Let $f:G \rightarrow H$ be a group homomorphism. Let $G'$ be the commutator subgroup generated by all commutators. Prove that

(a) $(f(G))'=f(G')$

(b) if $H$ is soluble and $f$ is injective then $G$ is soluble; and

(c) if $G$ is soluble and $f$ is surjective then $H$ is soluble.
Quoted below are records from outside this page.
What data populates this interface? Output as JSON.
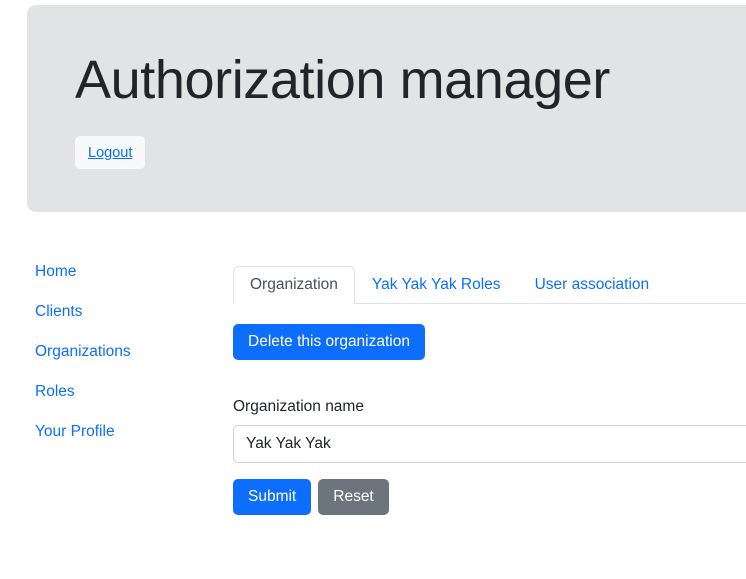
{
  "header": {
    "title": "Authorization manager",
    "logout_label": "Logout"
  },
  "sidebar": {
    "items": [
      {
        "label": "Home"
      },
      {
        "label": "Clients"
      },
      {
        "label": "Organizations"
      },
      {
        "label": "Roles"
      },
      {
        "label": "Your Profile"
      }
    ]
  },
  "main": {
    "tabs": [
      {
        "label": "Organization",
        "active": true
      },
      {
        "label": "Yak Yak Yak Roles",
        "active": false
      },
      {
        "label": "User association",
        "active": false
      }
    ],
    "delete_button_label": "Delete this organization",
    "form": {
      "name_label": "Organization name",
      "name_value": "Yak Yak Yak",
      "name_placeholder": "",
      "submit_label": "Submit",
      "reset_label": "Reset"
    }
  },
  "colors": {
    "primary": "#0d6efd",
    "secondary": "#6c757d",
    "jumbotron_bg": "#e2e3e5",
    "text": "#212529",
    "border": "#dee2e6"
  }
}
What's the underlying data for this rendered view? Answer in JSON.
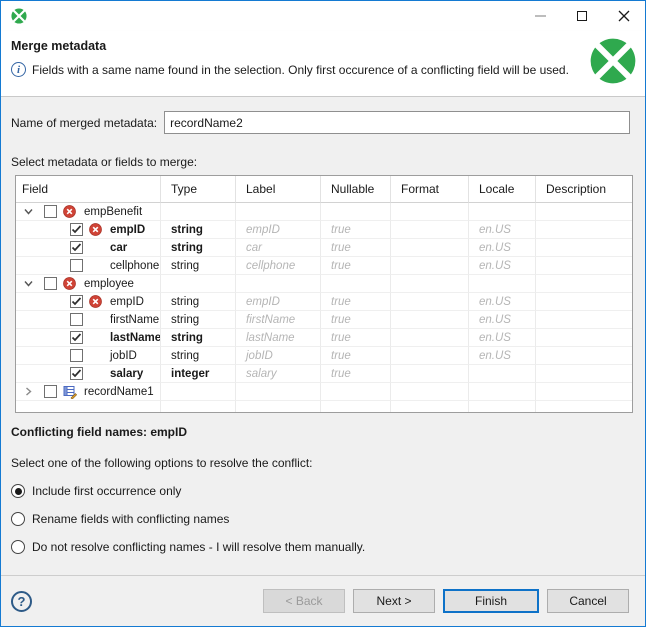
{
  "window": {
    "controls": {
      "minimize": "minimize",
      "maximize": "maximize",
      "close": "close"
    }
  },
  "header": {
    "title": "Merge metadata",
    "info": "Fields with a same name found in the selection. Only first occurence of a conflicting field will be used."
  },
  "form": {
    "name_label": "Name of merged metadata:",
    "name_value": "recordName2",
    "select_label": "Select metadata or fields to merge:"
  },
  "table": {
    "columns": [
      "Field",
      "Type",
      "Label",
      "Nullable",
      "Format",
      "Locale",
      "Description"
    ],
    "rows": [
      {
        "kind": "group",
        "expanded": true,
        "checked": false,
        "icon": "error",
        "name": "empBenefit"
      },
      {
        "kind": "field",
        "checked": true,
        "icon": "error",
        "bold": true,
        "name": "empID",
        "type": "string",
        "label": "empID",
        "nullable": "true",
        "format": "",
        "locale": "en.US",
        "description": ""
      },
      {
        "kind": "field",
        "checked": true,
        "icon": null,
        "bold": true,
        "name": "car",
        "type": "string",
        "label": "car",
        "nullable": "true",
        "format": "",
        "locale": "en.US",
        "description": ""
      },
      {
        "kind": "field",
        "checked": false,
        "icon": null,
        "bold": false,
        "name": "cellphone",
        "type": "string",
        "label": "cellphone",
        "nullable": "true",
        "format": "",
        "locale": "en.US",
        "description": ""
      },
      {
        "kind": "group",
        "expanded": true,
        "checked": false,
        "icon": "error",
        "name": "employee"
      },
      {
        "kind": "field",
        "checked": true,
        "icon": "error",
        "bold": false,
        "name": "empID",
        "type": "string",
        "label": "empID",
        "nullable": "true",
        "format": "",
        "locale": "en.US",
        "description": ""
      },
      {
        "kind": "field",
        "checked": false,
        "icon": null,
        "bold": false,
        "name": "firstName",
        "type": "string",
        "label": "firstName",
        "nullable": "true",
        "format": "",
        "locale": "en.US",
        "description": ""
      },
      {
        "kind": "field",
        "checked": true,
        "icon": null,
        "bold": true,
        "name": "lastName",
        "type": "string",
        "label": "lastName",
        "nullable": "true",
        "format": "",
        "locale": "en.US",
        "description": ""
      },
      {
        "kind": "field",
        "checked": false,
        "icon": null,
        "bold": false,
        "name": "jobID",
        "type": "string",
        "label": "jobID",
        "nullable": "true",
        "format": "",
        "locale": "en.US",
        "description": ""
      },
      {
        "kind": "field",
        "checked": true,
        "icon": null,
        "bold": true,
        "name": "salary",
        "type": "integer",
        "label": "salary",
        "nullable": "true",
        "format": "",
        "locale": "",
        "description": ""
      },
      {
        "kind": "group",
        "expanded": false,
        "checked": false,
        "icon": "metadata",
        "name": "recordName1"
      }
    ]
  },
  "conflict": {
    "title": "Conflicting field names: empID",
    "prompt": "Select one of the following options to resolve the conflict:",
    "options": [
      {
        "label": "Include first occurrence only",
        "selected": true
      },
      {
        "label": "Rename fields with conflicting names",
        "selected": false
      },
      {
        "label": "Do not resolve conflicting names - I will resolve them manually.",
        "selected": false
      }
    ]
  },
  "footer": {
    "help": "?",
    "buttons": [
      {
        "label": "< Back",
        "enabled": false,
        "default": false
      },
      {
        "label": "Next >",
        "enabled": true,
        "default": false
      },
      {
        "label": "Finish",
        "enabled": true,
        "default": true
      },
      {
        "label": "Cancel",
        "enabled": true,
        "default": false
      }
    ]
  },
  "colors": {
    "accent_border": "#147ad2",
    "clover_green": "#2fa94e",
    "error_red": "#cf4336",
    "default_button_border": "#0e72c8"
  }
}
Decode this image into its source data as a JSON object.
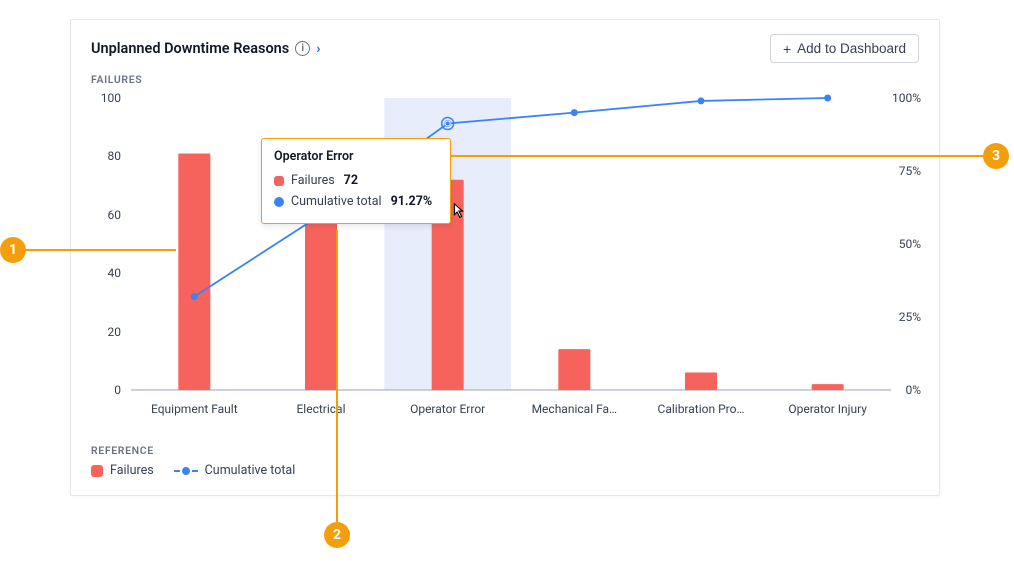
{
  "header": {
    "title": "Unplanned Downtime Reasons",
    "add_button": "Add to Dashboard"
  },
  "labels": {
    "failures": "FAILURES",
    "reference": "REFERENCE"
  },
  "legend": {
    "failures": "Failures",
    "cumulative": "Cumulative total"
  },
  "tooltip": {
    "title": "Operator Error",
    "failures_label": "Failures",
    "failures_value": "72",
    "cumulative_label": "Cumulative total",
    "cumulative_value": "91.27%"
  },
  "callouts": {
    "c1": "1",
    "c2": "2",
    "c3": "3"
  },
  "chart_data": {
    "type": "bar",
    "categories": [
      "Equipment Fault",
      "Electrical",
      "Operator Error",
      "Mechanical Fa…",
      "Calibration Pro…",
      "Operator Injury"
    ],
    "series": [
      {
        "name": "Failures",
        "type": "bar",
        "values": [
          81,
          60,
          72,
          14,
          6,
          2
        ]
      },
      {
        "name": "Cumulative total",
        "type": "line",
        "values_pct": [
          32,
          60,
          91.27,
          95,
          99,
          100
        ]
      }
    ],
    "ylabel": "FAILURES",
    "ylim_left": [
      0,
      100
    ],
    "y_ticks_left": [
      0,
      20,
      40,
      60,
      80,
      100
    ],
    "ylim_right_pct": [
      0,
      100
    ],
    "y_ticks_right": [
      "0%",
      "25%",
      "50%",
      "75%",
      "100%"
    ],
    "highlighted_category": "Operator Error"
  }
}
This question is in 17th section of Humphreys' A Course in Group Theory book. There he gives definition of a soluble group and mentions about the basic properties of soluble groups. And by reading the section, I didn't get any intuition about how to approach to this question.

Answer 1

(a) $(f(G))'=\{f(x)f(y)f^{-1}(x)f^{-1}(y)|x,y\in G\}=\{f(xyx^{-1}y^{-1})|x,y \in G\}=f(G')$ , since $f$ is a homomorphism.

(b) We (inductively) define $G^{(n)}=[G^{(n-1)},G^{(n-1)}]$ where $G^{1}=G'$. Now by part a) note that $f(G^{n})=H^{n}$ (again, check by induction). If $H$ is solvable $H^n=\{1_{H}\}$ for some $n$ and thus $G^{n}=f^{-1}(H^n)=f^{-1}(1_H)=1_G$ by injectivity. This shows $G$ is solvable.

(c) If $G$ is solvable and $f$ surjective then $f(G)=H$. Hence $H'=f(G')$ by part a). Since $G$ is solvable $G^{n}=\{1\}$ for some $n$ and thus $H^{n}=f(G^{n})=f(1_{G})=1_{H}$ since $f$ is a homomorphism and this shows $H$ is solvable.

Answer 2

Let $xyx^{-1}y^{-1}=[x,y]$, $f([x,y])=[f(x),f(y)])$ implies a)

b) if $H$ is slvable and $f$ injective, $G\simeq f(G)\subset H$ is solvable since $G'\subset H'$ is nilpotent since $H'$ is nilpotent.

c) Suppose that $G$ is surjective, $f(G)'=H'=f(G')$ is nilpotent since there exists $n$ such that $G^{n}=1$, we have $f(G^{n})=f(G)^{n}=H^n=1$ where $G^2=[G',G']$ and $G^{n}=[G^{n-1},G^{n-1}]$.